Le premier meurtre est une collaboration étroite entre trentenaires : le compositeur Arthur Lavandier, le librettiste Federico Flamminio et le metteur en scène Ted Huffman, un jeu de ping-pong et d’ajustements entre France, Italie et USA. Il y a aussi le directeur artistique et musical du Balcon, Maxime Pascal, qui confirme : « Notre modèle s’est naturellement formé plutôt sur la base du collectif, du travail horizontal. » L’œuvre a été largement saluée à sa création à l’Opéra de Lille et j’avoue pour ma part ne pas me lasser de la revisionner. Un mystère y résiste qui me fascine. Il ne tient pas qu’à la musique, qui n’est ni ostensiblement savante et abstraite ni volontiers séduisante et « expressive ». Parlons pour l’instant d’intensité.
Il ne tient pas qu’au livret, qu’on peut essayer de résumer : un écrivain plutôt âgé, Gabriel, est rappelé à l’écriture par on ne sait qui ou quoi. La première partie de l’opéra est sous le signe de la prière et de l’invocation. Gabriel a une femme, Emma et il y a une servante, Misère, qui, pour sa part, ne se situe pas au même niveau narratologique que Gabriel et son épouse, tout en pouvant interférer avec eux. Assez vite, même si l’on n’a pas lu le texte de salle, on comprend que cet univers compte au moins trois niveaux : « Celui de [Gabriel, de] sa femme et de son acteur, si beau et si jeune ; celui de son œuvre, une tragédie antique dont l’histoire se rapproche de plus en plus de sa propre vie ; et celui de l’Invisible, peuplé de musiciens et des deux narrateurs qui semblent organiser la vie de Gabriel comme on organise un spectacle. » Le synopsis ajoute : « Mais les mondes peu à peu se mélangent et la réalité se trouble. »

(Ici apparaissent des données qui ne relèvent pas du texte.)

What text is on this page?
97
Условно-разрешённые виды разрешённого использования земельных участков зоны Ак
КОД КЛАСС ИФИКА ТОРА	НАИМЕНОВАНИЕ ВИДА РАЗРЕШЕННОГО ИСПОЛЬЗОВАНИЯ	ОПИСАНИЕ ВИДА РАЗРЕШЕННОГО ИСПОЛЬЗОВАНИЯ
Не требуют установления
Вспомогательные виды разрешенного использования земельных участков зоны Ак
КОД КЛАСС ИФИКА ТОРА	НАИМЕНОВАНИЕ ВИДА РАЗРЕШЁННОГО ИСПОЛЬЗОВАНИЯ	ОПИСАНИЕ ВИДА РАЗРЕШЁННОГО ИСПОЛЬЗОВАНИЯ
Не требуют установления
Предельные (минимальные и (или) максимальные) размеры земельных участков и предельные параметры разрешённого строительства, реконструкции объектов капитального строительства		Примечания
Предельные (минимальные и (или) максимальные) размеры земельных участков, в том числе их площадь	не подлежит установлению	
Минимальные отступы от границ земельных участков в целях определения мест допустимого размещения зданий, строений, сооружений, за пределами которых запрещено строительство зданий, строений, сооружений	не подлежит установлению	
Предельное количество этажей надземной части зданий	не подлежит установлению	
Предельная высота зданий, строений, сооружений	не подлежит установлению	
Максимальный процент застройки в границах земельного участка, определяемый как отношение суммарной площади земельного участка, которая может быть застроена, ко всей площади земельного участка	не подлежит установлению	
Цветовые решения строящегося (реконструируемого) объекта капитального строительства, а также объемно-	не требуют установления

Être révolutionnaire est un plaisir de vieux modernes et nos artistes sont dans d’autres problématiques.
On se permettra d’aller à l’encontre de cette description officielle : parce que le texte commence sur le mot « mensonges » et parce que tous les chanteurs et musiciens présents sur scène sont habillés de la même façon et grimés de barbes et perruques jaunasses, on peut difficilement dire qu’on se situe dans le champ du réalisme… À la rigueur dans un rêve ou sur une « scène » fantasmatique, dont les chanteurs lèvent régulièrement le rideau pour en faire apparaître le halo psychanalytique. Le mélange est à l’initiale. Ou plutôt, peut-être (mais Le Premier meurtre laisse libre cours à toutes sortes d’interprétations) est-ce moins un mélange que la vision feuilletée et intime d’une conscience au travail. Comme dans le Pelléas de Debussy et Maeterlinck, où Mélisande ne serait autre, selon certains exégètes, que l’âme humaine.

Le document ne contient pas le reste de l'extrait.